Nous essayons de mettre en évidence les principes du “paradigme” qui se révélèrent les plus universaux et survécurent à la disparition de l’hésychasme comme doctrine purement théologique en entrant organiquement dans le tissu de la culture russe. (...) au XIXe siècle et au début du XXe, quand la culture russe atteignit sa claire “conscience de soi” , les penseurs russes utilisèrent pour leurs constructions philosophiques les idées des représentants de la philosophie occidentale les plus proches du “paradigme” hésychaste formulé ci-dessus : il convient de nommer avant tout Nicolas de Cues, Fichte, Schelling et Heidegger (les plus grands représentants de la philosophie mystique allemande).
(...)D’abord, l’élévation de l’homme au-dessus de son existence “inauthentique” antérieure (das Man, selon la terminologie de Heidegger, dans la philosophie duquel on peut trouver des coïncidences étonnantes avec l’idéologie de la “voie” hésychaste), c’est-à-dire la transfiguration “intérieure” accomplie , et ensuite le processus, commencé de la transfiguration “intérieure”, de la transfiguration de l’être du monde, dont l’homme transfiguré est la source et le centre.

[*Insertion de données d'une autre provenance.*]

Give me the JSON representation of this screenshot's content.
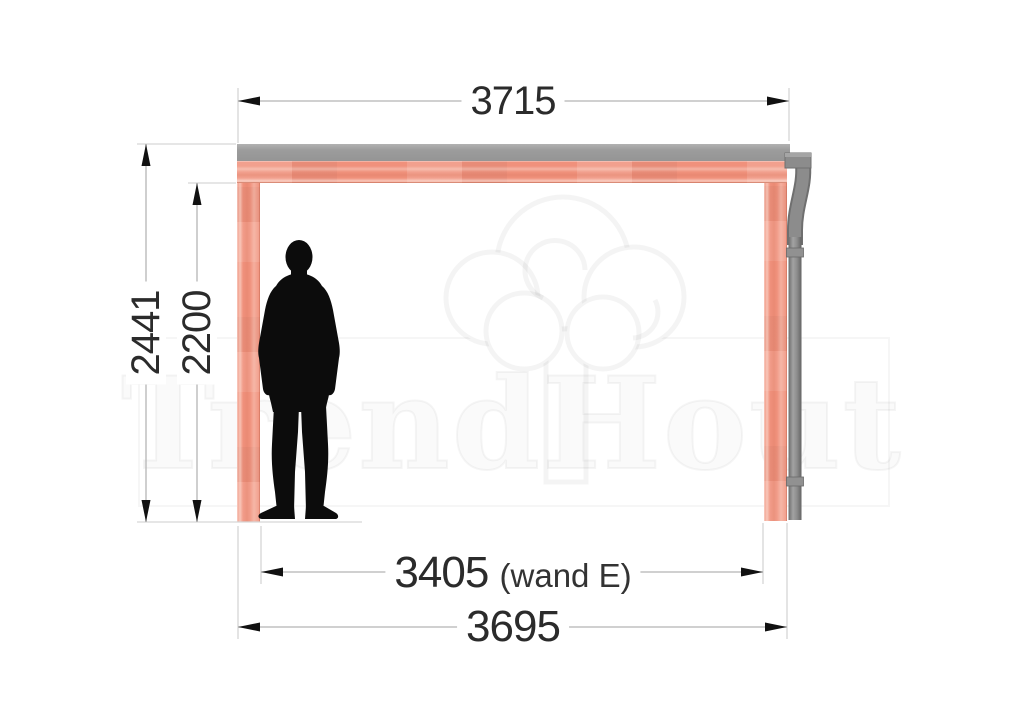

Mais évidemment la « charge » de vision du monde donnée à la culture russe par l’hésychasme n’a pas limité son action au Moyen-âge. Même si dans la théologie du XVIIe siècle nous ne trouvons presque plus d’éléments témoignant de la conservation de représentations hésychastes de l’homme et de son chemin vers Dieu, cette influence fut tellement importante pour la culture que, dans sa forme transfigurée, les éléments principaux de cette tradition peuvent être découverts presque à chaque époque, et chez les artistes et les penseurs les plus divers. Voilà pourquoi la compréhension de l’hésychasme, non pas seulement comme courant de théologie orthodoxe, mais comme paradigme d’une vision du monde universelle ayant conservé son influence jusqu’à nos jours, représente un problème de premier rang, sans l’interprétation duquel il est impossible de comprendre non seulement le développement de la culture de la Rus’ du Moyen-âge, mais tout le développement culturel russe postérieur.